Sita wcisnęła guzik wzywający pielęgniarkę, a gdy ta wreszcie się pojawiła, poprosiła ją o długopis i kartkę papieru. Był wczesny ranek przed rozpoczęciem godzin odwiedzin. Najlepszy czas na myślenie o śmierci. Ból ogarnął ciało Sity; przeniknął je od palców u stóp aż po skronie i wibrował w kościach. Nigdy jej nie opuszczał, pomimo morfiny – w lepsze dni dostrzegała go tylko kątem oka, jak czaił się w cieniu, w gorsze zaś wykręcał jej kruche ciało niczym mokry ręcznik. Tego dnia miała w sobie dość siły, żeby usiąść na łóżku; list podyktowany przez pacjentkę z sąsiedniego łóżka ją zmotywował, a pielęgniarki jakimś cudem spełniły jej prośbę w ciągu minuty.

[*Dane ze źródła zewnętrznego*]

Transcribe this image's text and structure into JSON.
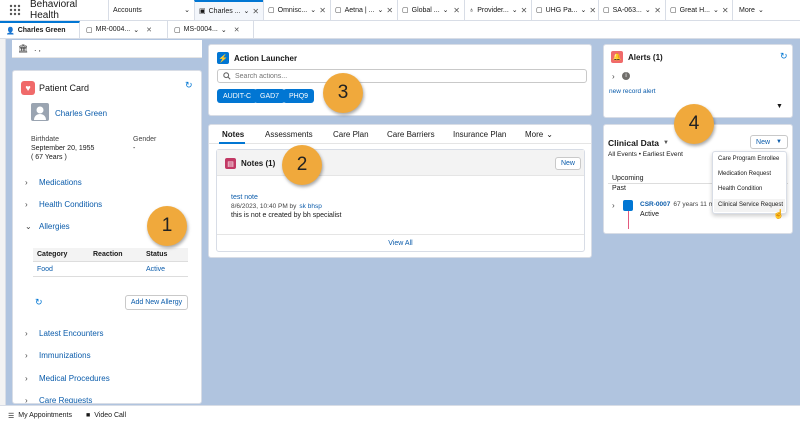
{
  "app": {
    "name": "Behavioral Health"
  },
  "nav": {
    "accounts": "Accounts",
    "tabs": [
      {
        "label": "Charles ..."
      },
      {
        "label": "Omnisc..."
      },
      {
        "label": "Aetna | ..."
      },
      {
        "label": "Global ..."
      },
      {
        "label": "Provider..."
      },
      {
        "label": "UHG Pa..."
      },
      {
        "label": "SA-063..."
      },
      {
        "label": "Great H..."
      }
    ],
    "more": "More"
  },
  "subtabs": [
    {
      "label": "Charles Green"
    },
    {
      "label": "MR-0004..."
    },
    {
      "label": "MS-0004..."
    }
  ],
  "recstrip": {
    "text": ". ,"
  },
  "patient": {
    "title": "Patient Card",
    "name": "Charles Green",
    "birthdate_label": "Birthdate",
    "birthdate": "September 20, 1955",
    "age": "( 67 Years )",
    "gender_label": "Gender",
    "gender": "-",
    "sections_top": [
      "Medications",
      "Health Conditions",
      "Allergies"
    ],
    "allergy_headers": [
      "Category",
      "Reaction",
      "Status"
    ],
    "allergy_row": [
      "Food",
      "",
      "Active"
    ],
    "add_allergy": "Add New Allergy",
    "sections_bottom": [
      "Latest Encounters",
      "Immunizations",
      "Medical Procedures",
      "Care Requests"
    ]
  },
  "launcher": {
    "title": "Action Launcher",
    "search_placeholder": "Search actions...",
    "actions": [
      "AUDIT-C",
      "GAD7",
      "PHQ9"
    ]
  },
  "tabs": {
    "items": [
      "Notes",
      "Assessments",
      "Care Plan",
      "Care Barriers",
      "Insurance Plan"
    ],
    "more": "More"
  },
  "notes": {
    "title": "Notes (1)",
    "new_label": "New",
    "note_title": "test note",
    "note_meta": "8/6/2023, 10:40 PM by",
    "note_author": "sk bhsp",
    "note_body": "this is not e created by bh specialist",
    "view_all": "View All"
  },
  "alerts": {
    "title": "Alerts (1)",
    "record_alert": "new record alert"
  },
  "clinical": {
    "title": "Clinical Data",
    "filter": "All Events • Earliest Event",
    "new_label": "New",
    "upcoming": "Upcoming",
    "past": "Past",
    "event_id": "CSR-0007",
    "event_meta": "67 years 11 mo",
    "event_status": "Active",
    "menu": [
      "Care Program Enrollee",
      "Medication Request",
      "Health Condition",
      "Clinical Service Request"
    ]
  },
  "badges": [
    "1",
    "2",
    "3",
    "4"
  ],
  "bottom": {
    "appointments": "My Appointments",
    "video": "Video Call"
  },
  "colors": {
    "brand": "#0176d3",
    "badge": "#f0a93c",
    "patient_icon": "#f06a6a",
    "notes_icon": "#c23965",
    "alerts_icon": "#f06a6a"
  }
}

„Moje najdroższe córki” _–_ zaczęła pisać, po czym przerwała, marszcząc brwi. Czy kiedykolwiek zwracała się do nich w ten sposób? Wykreśliła pierwszą linijkę i zaczęła jeszcze raz. „Rajni, Jezmeen i Shirino”. Od razu lepiej – w ten sposób przynajmniej zwróci ich uwagę. Dawniej stawała u podnóża schodów i wykrzykiwała wszystkie trzy imiona, nawet jeśli chciała, żeby tylko jedna z córek zeszła na dół; w razie czego zawsze mogła znaleźć coś do roboty pozostałym dwóm. Działało to tylko przez pewien czas, do momentu, gdy Jezmeen zaczęła odkrzykiwać: „KTÓRĄ Z NAS KONKRETNIE WOŁASZ?”.
_Rajni, Jezmeen i Shirino,_
_oto umarłam. I całe szczęście, bo miałam już dosyć tego okropnego życia – ciężkiej pracy, cierpienia i zajmowania się sobą bez żadnego cholernego powodu. Cieszcie się zdrowiem, póki wam ono dopisuje, bo jak przestanie, żadne przyjemności wam tego nie wynagrodzą._
Nie może ich zostawić z tymi słowami. Są zbyt szczere. Nigdy by jej tego nie wybaczyły. Złożyła kartkę na pół, odłożyła ją na stolik i przycisnęła długopisem, a później zamknęła oczy. Jak chciała zostać zapamiętana? Była żoną, matką, wdową i babcią. Sikhowie nie wygłaszali mów pogrzebowych, więc córki nie będą musiały spisywać listy jej mizernych osiągnięć. Czasami wydawało jej się, że wie, która z córek zapamięta ją najgorzej, kiedy indziej natomiast wmawiała sobie, że wszystkie zgodnie przyznają, iż starała się jak najlepiej.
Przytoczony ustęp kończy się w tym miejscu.